ULE 2.0
David Xu
davidxu at freebsd.org
Thu Jan 4 01:40:44 PST 2007
Jeff Roberson wrote:
> Hello everyone,
>
> After a considerable vacation from ULE I have come back to address some
> long standing concerns. I felt that the old double-queue mechanism
> caused very unnatural behavior and have finally come up with something
> I'm happy to replace it with. I've been working on this off and on for
> several months now. Some details are below. More are at:
> http://jeffr-tech.livejournal.com/3729.html
>
> The version now in CVS(1.172) should restore ULE's earlier interactive
> performance under load. I have tested with a make -j128 kernel while
> using mozilla and while playing a dvd. Neither ever skip for me. nice
> now has a more gradual effect than before. It no longer allows the
> total starvation of processes. ULE should also be very slightly faster
> on UP as compared to before. SMP behavior should have changed very
> little although I did simplify some small parts of these algorithms. In
> general, non-interactive tasks are scheduled much more intelligently
> although this may not be apparent under most workloads.
>
> I'm hoping for the following types of feedback from anyone interested in
> testing:
>
> 1) Is the response to nice levels as you would hope? I think nice +20
> may not inhibit the nice'd thread enough at the moment.

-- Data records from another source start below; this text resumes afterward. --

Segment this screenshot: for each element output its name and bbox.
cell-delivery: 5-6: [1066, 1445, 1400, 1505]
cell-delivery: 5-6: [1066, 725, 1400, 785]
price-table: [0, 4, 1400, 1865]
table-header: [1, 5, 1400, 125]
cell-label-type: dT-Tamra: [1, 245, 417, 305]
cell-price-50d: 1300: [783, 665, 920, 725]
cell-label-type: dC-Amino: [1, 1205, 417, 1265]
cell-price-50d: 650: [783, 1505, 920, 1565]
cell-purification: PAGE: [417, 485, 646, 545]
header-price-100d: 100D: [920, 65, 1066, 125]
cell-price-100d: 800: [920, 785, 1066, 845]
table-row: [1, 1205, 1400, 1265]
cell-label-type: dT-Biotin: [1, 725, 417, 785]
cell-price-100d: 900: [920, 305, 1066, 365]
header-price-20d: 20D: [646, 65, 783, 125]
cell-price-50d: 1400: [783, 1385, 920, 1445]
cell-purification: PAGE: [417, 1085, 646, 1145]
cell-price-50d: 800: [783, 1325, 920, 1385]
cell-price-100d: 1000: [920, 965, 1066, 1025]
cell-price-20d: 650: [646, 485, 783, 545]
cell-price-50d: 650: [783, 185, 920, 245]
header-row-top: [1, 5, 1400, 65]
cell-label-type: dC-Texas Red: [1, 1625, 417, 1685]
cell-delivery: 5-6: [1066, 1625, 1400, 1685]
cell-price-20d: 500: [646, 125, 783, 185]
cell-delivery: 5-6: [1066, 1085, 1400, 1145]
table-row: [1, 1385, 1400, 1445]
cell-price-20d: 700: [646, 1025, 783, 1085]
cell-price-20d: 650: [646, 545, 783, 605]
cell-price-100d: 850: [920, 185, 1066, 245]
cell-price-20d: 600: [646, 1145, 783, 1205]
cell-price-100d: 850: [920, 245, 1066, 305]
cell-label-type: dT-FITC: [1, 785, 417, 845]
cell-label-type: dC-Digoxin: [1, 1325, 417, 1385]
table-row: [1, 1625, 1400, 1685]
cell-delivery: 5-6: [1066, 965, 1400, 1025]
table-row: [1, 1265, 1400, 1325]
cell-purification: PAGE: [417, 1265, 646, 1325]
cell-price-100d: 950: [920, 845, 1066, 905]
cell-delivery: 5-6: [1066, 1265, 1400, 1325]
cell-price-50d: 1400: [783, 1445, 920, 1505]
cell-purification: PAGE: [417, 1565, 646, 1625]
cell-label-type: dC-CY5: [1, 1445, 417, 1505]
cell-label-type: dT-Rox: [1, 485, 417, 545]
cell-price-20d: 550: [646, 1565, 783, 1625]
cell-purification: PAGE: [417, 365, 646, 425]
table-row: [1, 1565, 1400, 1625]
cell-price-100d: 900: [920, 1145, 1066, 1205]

> 2) Is the interactive performance satisfactory?
> 3) Is there any performance degredation for your common tasks?
> 4) Does the cpu estimator give reasonable results? See %cpu in top.
> It is expected that there will be periods where summing up all threads
> will yield slightly over 100% cpu.
>
> Any and all feedback is welcome. Please make sure any problem reports
> are sent to jroberson at chesapeake.net in the to line so I see them more
> quickly.
>
> Thanks,
> Jeff
I think it might be not a right way to work on FreeBSD thread scheduler,
it is more important to work out a cpu dispatcher rather than inventing
a dynamic priority algorithm to replace 4BSD's algorithm, the 4BSD
dynamic priority algorithm is still the best one I can find, it provides
very good fairness. the most important thing is there should be a
cpu dispatcher which knows how to place a thread on a cpu with cpu
affinity-aware, maybe multiple runqueues, it knows cpu topology, and
may be NUMA awareness, maybe provide cpu partitions, root can create
and destroy a partition, root can add cpu to the partition or remove
a cpu from the parition or move a cpu from partition a to partition b,
bind applications to a partition etcs. On the top of cpu-dispatcher,
there could be 4BSD or other dynamic priority alogrithm, but that's
less important than this one. with this thought, I am going to remove
sched_core as I found the cpu dispatcher is the key thing.